Un migrant récupéré en mer par la marine italienne
Un migrant récupéré en mer par la marine italienne © REUTERS/Ciro De Luca

Matteo Renzi, le premier ministre italien, Ban Ki-moon, secrétaire général des Nations unies et Federica Mogherini, chef de la diplomatie de l'UE, vont participer ensemble à une sortie en Méditerranée lundi pour montrer leur solidarité après les récents drames de l'immigration. Mais tous trois n'ont pas les mêmes priorités.

Trop de bonnes paroles et pas assez d’actes concrets en Méditerranée se lamente l’Italie. Après les récents naufrages qui ont endeuillé la Méditerranée et huit jours après le naufrage d'un chalutier transportant des migrants qui a fait 750 morts au large de la Libye, Matteo Renzi a décidé de montrer qu’il prend les choses en main en prenant la mer. Pour le premier ministre italien, cette sortie a pour but d'afficher la détermination de l'Italie dans la lutte contre les passeurs et demander plus de solidarité européenne.

L'Union européenne, réunie jeudi en sommet extraordinaire, s'est dit prête à mener des actions armées contre les passeurs installés sur les côtes libyennes, à condition d'avoir le feu vert des Nations unies. La chef de la diplomatie européenne, Federica Mogherini, a été chargée par les dirigeants européens de chercher ce mandat de l'ONU permettant de garantir que l'UE respectera le droit international. Elle se rendra donc mardi à New York au siège de l'ONU et mercredi à Washington pour s'entretenir avec le secrétaire d'Etat américain John Kerry.
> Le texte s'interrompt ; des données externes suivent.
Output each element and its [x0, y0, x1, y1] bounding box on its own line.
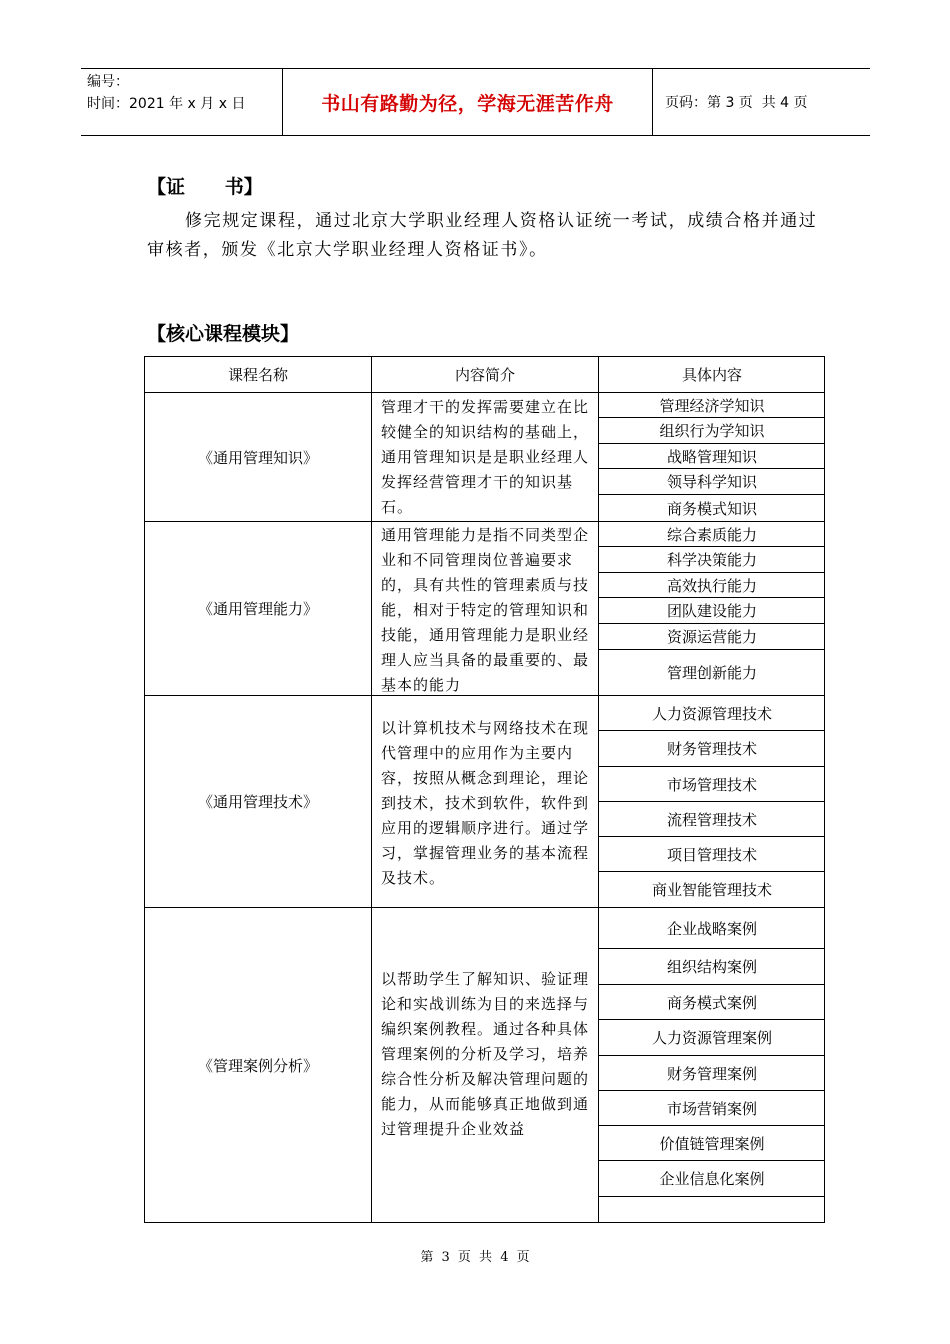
course-item: 资源运营能力	[599, 624, 825, 650]
table-divider	[371, 357, 372, 1222]
course-name: 《管理案例分析》	[197, 1056, 318, 1075]
course-name: 《通用管理知识》	[197, 448, 318, 467]
course-description: 以帮助学生了解知识、验证理论和实战训练为目的来选择与编织案例教程。通过各种具体管理案例的分析及学习，培养综合性分析及解决管理问题的能力，从而能够真正地做到通过管理提升企业效益	[381, 970, 590, 1138]
course-item: 团队建设能力	[599, 598, 825, 624]
header-motto: 书山有路勤为径，学海无涯苦作舟	[321, 92, 614, 115]
course-item: 流程管理技术	[599, 802, 825, 837]
column-header-description: 内容简介	[454, 366, 515, 384]
course-item: 项目管理技术	[599, 837, 825, 872]
course-name: 《通用管理技术》	[197, 793, 318, 811]
header-number: 编号：	[87, 74, 129, 90]
header-page-info: 页码：第 3 页 共 4 页	[665, 95, 808, 111]
column-header-items: 具体内容	[681, 366, 742, 384]
certificate-title: 【证 书】	[147, 176, 263, 198]
course-item-empty	[599, 1197, 825, 1222]
course-item: 组织结构案例	[599, 949, 825, 985]
header-meta	[81, 69, 282, 135]
course-item: 市场营销案例	[599, 1091, 825, 1126]
header-motto-cell	[282, 69, 653, 135]
core-modules-title: 【核心课程模块】	[147, 323, 300, 345]
course-item: 管理经济学知识	[599, 393, 825, 418]
header-time: 时间：2021 年 x 月 x 日	[87, 96, 246, 112]
course-item: 组织行为学知识	[599, 418, 825, 444]
course-description: 通用管理能力是指不同类型企业和不同管理岗位普遍要求的，具有共性的管理素质与技能，相对于特定的管理知识和技能，通用管理能力是职业经理人应当具备的最重要的、最基本的能力	[381, 526, 590, 694]
course-item: 科学决策能力	[599, 547, 825, 573]
column-header-name: 课程名称	[227, 366, 288, 384]
course-item: 高效执行能力	[599, 573, 825, 598]
course-item: 综合素质能力	[599, 522, 825, 547]
course-name: 《通用管理能力》	[197, 600, 318, 618]
course-item: 企业战略案例	[599, 908, 825, 949]
course-item: 市场管理技术	[599, 767, 825, 802]
course-item: 战略管理知识	[599, 444, 825, 469]
course-item: 人力资源管理案例	[599, 1020, 825, 1056]
page-header	[81, 68, 870, 136]
course-item: 管理创新能力	[666, 664, 757, 682]
course-description: 管理才干的发挥需要建立在比较健全的知识结构的基础上，通用管理知识是是职业经理人发挥经营管理才干的知识基石。	[381, 398, 590, 516]
course-item: 领导科学知识	[599, 469, 825, 495]
course-item: 商务模式案例	[599, 985, 825, 1020]
certificate-text: 修完规定课程，通过北京大学职业经理人资格认证统一考试，成绩合格并通过审核者，颁发《北京大学职业经理人资格证书》。	[147, 211, 818, 260]
course-item: 价值链管理案例	[599, 1126, 825, 1161]
course-item: 商务模式知识	[666, 499, 757, 518]
core-modules-table	[144, 356, 825, 1223]
course-description: 以计算机技术与网络技术在现代管理中的应用作为主要内容，按照从概念到理论，理论到技术，技术到软件，软件到应用的逻辑顺序进行。通过学习，掌握管理业务的基本流程及技术。	[381, 719, 590, 887]
course-item: 商业智能管理技术	[651, 881, 772, 899]
course-item: 财务管理技术	[599, 731, 825, 767]
course-item: 财务管理案例	[599, 1056, 825, 1091]
page-footer: 第 3 页 共 4 页	[420, 1250, 530, 1265]
course-item: 企业信息化案例	[599, 1161, 825, 1197]
course-item: 人力资源管理技术	[599, 696, 825, 731]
A Rome, les explications d'Olivier Tosseri

Cette opération militaire serait une première si elle voyait le jour malgré les nombreuses difficultés d'ordre juridique et opérationnel qui risquent de se poser.

Dans un entretien publié dimanche par le quotidien La Stampa Ban Ki-moon a fait connaitre sa position. Pour le secrétaire-général des Nations unies, le recours à la force n'est pas une solution :

Il n'y a pas de solution militaire à la tragédie qui est en train de se produire en Méditerranée. Une approche globale est cruciale qui prenne en compte les racines du problème, la sécurité et les droits humains des migrants et des réfugiés, comme avoir des canaux légaux et réguliers d'immigration. Les Nations unies sont prêtes à collaborer avec nos partenaires européens à cette fin.